Sunday, October 19, 2014

The River War, an Account of the Reconquest of the Soudan by Winston Churchill


A war, with little popular support, perpetrated by the strongest military force on earth, utilizing indigenous troops, for the purpose of liberating an Arab country from radical Islamists sounds like current events.  And certainly it is, but it is also old news.  Sudan (spelled ‘Soudan’ in this text) languished under the heel of the self-proclaimed Mahdi, Muhammad Ahmad.  Even the false prophet’s sudden death did not spare the long suffering land from abuse at the hands of greedy, brutal, slave trading emirs.  After years of hand wringing Britain could no longer stand idly on the Egyptian border.  Their solution has become a familiar tactic: send a small expeditionary force, recruit local battalions, deploy state of the art weaponry, and then they did something unique to the late nineteenth century—they built a railroad.  In northern Sudan the Nile makes a tremendous loop adding hundreds of miles to it course, and river traffic is further delayed by a series of cataracts, so Sir H. Kitchener, moved his troops and matériel twenty miles per day on newly laid tracks, in a direct line across the desert, while the Kalipha and his emirs watched their doom approach from behind the walls of Omdurman.  The allied combatants consisted of Egyptian and Sudanese infantry, cavalry and camelry (yes, there is such a word even if Microsoft disagrees).  One member of the British cavalry was a young subaltern named Winston Spencer Churchill who participated in a sabre charge against Sudanese Dervishes and survived to become the leader of a nuclear power.

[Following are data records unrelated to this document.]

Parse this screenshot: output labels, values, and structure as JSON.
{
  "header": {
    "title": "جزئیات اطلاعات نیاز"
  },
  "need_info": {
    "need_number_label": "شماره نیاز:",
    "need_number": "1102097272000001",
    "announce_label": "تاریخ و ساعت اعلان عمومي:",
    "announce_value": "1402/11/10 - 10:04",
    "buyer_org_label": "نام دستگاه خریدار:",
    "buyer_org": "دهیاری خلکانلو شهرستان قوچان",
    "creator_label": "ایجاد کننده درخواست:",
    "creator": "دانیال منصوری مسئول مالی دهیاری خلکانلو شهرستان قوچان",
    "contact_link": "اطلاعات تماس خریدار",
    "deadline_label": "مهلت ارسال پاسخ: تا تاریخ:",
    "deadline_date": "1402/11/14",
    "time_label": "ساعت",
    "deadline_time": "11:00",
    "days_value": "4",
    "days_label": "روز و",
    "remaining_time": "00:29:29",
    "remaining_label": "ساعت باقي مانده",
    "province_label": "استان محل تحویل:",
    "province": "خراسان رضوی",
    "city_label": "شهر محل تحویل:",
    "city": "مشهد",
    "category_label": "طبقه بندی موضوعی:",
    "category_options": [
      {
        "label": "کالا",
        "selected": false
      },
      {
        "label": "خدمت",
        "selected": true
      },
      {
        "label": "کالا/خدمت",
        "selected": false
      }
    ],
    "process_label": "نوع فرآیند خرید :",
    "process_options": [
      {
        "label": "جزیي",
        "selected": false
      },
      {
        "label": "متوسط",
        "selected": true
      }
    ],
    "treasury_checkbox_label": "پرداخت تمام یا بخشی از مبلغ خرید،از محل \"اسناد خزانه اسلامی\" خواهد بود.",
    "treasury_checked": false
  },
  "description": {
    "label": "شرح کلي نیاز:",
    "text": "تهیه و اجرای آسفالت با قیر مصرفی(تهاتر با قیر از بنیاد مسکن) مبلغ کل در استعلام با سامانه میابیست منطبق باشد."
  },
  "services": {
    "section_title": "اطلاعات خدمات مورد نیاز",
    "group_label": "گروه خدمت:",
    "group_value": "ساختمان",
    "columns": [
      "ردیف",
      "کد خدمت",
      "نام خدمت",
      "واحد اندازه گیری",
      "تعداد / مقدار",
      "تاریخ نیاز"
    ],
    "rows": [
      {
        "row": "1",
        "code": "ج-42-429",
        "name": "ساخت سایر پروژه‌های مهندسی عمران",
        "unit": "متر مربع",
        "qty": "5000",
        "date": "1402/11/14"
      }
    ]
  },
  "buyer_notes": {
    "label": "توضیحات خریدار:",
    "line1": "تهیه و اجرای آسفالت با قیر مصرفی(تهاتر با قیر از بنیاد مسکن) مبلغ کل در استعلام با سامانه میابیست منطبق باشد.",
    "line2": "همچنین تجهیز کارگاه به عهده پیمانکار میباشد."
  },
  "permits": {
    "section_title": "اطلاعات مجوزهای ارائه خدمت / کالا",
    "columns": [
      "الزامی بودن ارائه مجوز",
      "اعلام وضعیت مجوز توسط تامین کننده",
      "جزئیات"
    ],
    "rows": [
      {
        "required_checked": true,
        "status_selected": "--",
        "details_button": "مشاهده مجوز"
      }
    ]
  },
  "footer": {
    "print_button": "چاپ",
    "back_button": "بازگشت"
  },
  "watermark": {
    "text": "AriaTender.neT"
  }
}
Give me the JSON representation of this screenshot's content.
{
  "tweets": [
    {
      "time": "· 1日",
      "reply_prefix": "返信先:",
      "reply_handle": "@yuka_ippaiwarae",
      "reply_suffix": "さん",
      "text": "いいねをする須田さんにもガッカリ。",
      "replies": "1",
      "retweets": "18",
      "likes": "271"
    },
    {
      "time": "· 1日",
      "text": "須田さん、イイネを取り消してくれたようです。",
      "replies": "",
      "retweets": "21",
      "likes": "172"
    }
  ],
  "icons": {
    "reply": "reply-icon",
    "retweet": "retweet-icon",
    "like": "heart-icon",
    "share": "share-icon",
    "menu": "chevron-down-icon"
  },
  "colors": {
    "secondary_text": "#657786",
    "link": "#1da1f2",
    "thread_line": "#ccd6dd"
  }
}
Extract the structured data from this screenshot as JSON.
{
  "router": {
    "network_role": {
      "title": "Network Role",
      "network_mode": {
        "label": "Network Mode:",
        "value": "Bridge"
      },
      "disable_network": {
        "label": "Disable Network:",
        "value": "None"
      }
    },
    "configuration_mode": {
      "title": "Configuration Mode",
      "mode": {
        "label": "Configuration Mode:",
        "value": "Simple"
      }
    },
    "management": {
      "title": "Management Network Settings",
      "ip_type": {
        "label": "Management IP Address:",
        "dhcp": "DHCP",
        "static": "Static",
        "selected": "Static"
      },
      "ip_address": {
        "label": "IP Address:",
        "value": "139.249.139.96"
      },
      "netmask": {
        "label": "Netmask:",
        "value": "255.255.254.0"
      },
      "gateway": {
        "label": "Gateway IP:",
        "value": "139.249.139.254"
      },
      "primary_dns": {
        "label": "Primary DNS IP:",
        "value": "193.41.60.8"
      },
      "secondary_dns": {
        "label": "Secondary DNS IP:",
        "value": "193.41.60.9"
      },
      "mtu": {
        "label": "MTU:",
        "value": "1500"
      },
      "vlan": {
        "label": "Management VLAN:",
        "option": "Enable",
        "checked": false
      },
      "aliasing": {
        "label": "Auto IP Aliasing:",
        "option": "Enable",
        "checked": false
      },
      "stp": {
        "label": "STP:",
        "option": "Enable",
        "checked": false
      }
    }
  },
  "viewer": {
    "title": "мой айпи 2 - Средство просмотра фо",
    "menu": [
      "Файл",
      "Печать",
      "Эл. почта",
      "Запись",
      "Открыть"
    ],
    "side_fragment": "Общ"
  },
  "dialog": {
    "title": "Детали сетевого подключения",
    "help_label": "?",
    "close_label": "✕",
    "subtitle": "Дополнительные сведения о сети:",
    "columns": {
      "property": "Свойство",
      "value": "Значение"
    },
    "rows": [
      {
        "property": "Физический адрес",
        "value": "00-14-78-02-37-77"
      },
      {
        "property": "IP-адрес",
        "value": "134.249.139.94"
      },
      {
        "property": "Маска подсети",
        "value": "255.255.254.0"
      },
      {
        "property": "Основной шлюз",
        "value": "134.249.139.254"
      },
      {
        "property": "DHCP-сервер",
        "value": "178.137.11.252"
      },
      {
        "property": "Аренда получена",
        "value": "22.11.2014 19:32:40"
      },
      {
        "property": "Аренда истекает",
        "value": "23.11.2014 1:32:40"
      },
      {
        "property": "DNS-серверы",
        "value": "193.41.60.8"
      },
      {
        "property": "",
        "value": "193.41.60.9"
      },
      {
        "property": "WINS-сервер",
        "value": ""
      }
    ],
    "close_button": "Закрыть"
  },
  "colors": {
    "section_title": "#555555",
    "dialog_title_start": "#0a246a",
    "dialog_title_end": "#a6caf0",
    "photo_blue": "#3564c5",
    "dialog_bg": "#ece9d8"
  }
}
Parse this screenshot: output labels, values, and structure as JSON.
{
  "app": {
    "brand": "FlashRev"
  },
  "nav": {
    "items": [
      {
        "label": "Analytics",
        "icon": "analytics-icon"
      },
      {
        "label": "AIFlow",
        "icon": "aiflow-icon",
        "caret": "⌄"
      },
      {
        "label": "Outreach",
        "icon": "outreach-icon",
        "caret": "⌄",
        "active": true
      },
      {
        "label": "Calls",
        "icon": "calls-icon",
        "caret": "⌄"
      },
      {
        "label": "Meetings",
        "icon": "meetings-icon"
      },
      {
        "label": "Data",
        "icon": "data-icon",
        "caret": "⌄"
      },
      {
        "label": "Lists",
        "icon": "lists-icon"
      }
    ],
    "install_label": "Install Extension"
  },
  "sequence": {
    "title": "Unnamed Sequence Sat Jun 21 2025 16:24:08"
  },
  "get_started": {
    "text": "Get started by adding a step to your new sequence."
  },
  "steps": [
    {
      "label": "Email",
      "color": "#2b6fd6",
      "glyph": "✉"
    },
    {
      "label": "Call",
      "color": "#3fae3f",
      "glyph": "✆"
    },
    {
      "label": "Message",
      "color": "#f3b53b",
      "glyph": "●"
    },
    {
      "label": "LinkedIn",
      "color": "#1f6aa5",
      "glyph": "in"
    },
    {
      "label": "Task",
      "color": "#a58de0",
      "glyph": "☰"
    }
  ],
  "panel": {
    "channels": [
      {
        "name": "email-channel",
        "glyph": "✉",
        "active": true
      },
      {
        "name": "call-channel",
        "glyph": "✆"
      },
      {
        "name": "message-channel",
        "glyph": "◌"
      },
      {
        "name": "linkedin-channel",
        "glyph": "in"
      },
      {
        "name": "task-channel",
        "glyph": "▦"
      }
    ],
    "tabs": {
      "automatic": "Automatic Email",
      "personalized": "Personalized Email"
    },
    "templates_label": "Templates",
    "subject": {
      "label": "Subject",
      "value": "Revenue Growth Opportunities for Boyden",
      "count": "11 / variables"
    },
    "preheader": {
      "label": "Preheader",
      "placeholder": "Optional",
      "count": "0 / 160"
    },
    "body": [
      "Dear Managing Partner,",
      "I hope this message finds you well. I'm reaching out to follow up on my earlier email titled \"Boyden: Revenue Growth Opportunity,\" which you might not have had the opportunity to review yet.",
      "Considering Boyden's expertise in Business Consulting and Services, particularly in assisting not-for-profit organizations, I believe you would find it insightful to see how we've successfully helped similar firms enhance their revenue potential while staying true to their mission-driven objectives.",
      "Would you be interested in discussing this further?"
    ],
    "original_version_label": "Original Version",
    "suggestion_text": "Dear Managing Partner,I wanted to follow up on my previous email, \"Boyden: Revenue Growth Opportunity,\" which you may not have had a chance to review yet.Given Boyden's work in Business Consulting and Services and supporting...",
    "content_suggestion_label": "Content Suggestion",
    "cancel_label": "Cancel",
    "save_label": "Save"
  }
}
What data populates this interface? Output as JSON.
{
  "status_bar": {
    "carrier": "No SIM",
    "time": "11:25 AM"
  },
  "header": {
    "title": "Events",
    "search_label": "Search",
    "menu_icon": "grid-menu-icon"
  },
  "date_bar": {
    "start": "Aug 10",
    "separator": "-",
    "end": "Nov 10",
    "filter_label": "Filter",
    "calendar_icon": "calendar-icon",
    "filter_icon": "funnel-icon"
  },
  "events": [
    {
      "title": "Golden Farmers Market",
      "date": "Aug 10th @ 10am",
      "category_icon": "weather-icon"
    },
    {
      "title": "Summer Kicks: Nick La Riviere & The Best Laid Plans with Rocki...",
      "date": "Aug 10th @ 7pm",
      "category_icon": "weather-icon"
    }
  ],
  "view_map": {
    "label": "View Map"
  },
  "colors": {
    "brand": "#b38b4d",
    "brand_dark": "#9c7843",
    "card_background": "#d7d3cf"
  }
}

The River War, an Account of the Reconquest of the Soudan, is an extraordinary period piece and a lesson that generation after generation of world leaders cannot learn.  When radical Islam becomes entrenched, it must be annihilated.  Wherever Islam is unchecked will be terrorism, slavery, imperialism and brutal misogyny.  Copyrighted in 1902, Churchill was only four years beyond his participation in this rather sanguine conflict, thus his meticulous detail and transporting description draws the reader into this fight on the Nile.  This remarkable book can be found in all electronic formats, absolutely free, at the Gutenberg Project.  Of course, donations are appreciated.